Eventually though, his efforts would manifest brand Yeezy and high-profile collaborations (and dissolutions) with Nike, gap, and Adidas. While he was establishing his unique fashion persona, the music did not stop, even though the accolades certainly did. Yeezus and The Life of Pablo underwhelmed mostly due to the sharpened edge of the artist's narcissism and ubiquity due to his ultra-famous coupling. And his greatest creations during this period - his four children have had to suffer from their father's extended absences, sojourns, and creative distractions.

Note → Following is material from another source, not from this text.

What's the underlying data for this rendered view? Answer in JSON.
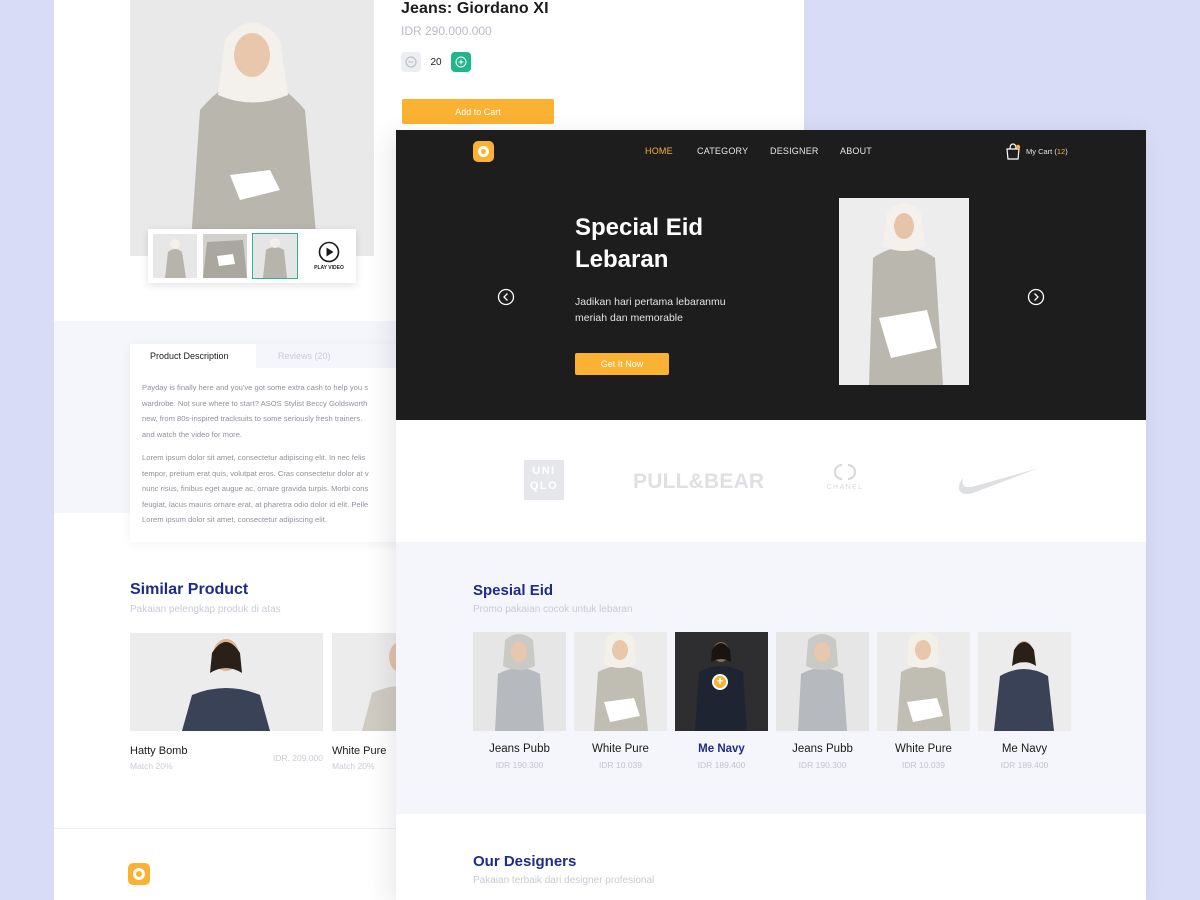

His ego pain of having to continuously fight to maintain and augment his name and fame during this period has manifested in the beginnings of his radicalization by Trump and the alt-right. At some point, Mr. West figured that if the people who should be listening to him were tuning out - he would turn to an audience dying to hear platitudes from someone of his stature and race. In a single stroke he donned a red Make America Great Again hat and erased two decades of good will, excuse making, and fan ship in the process.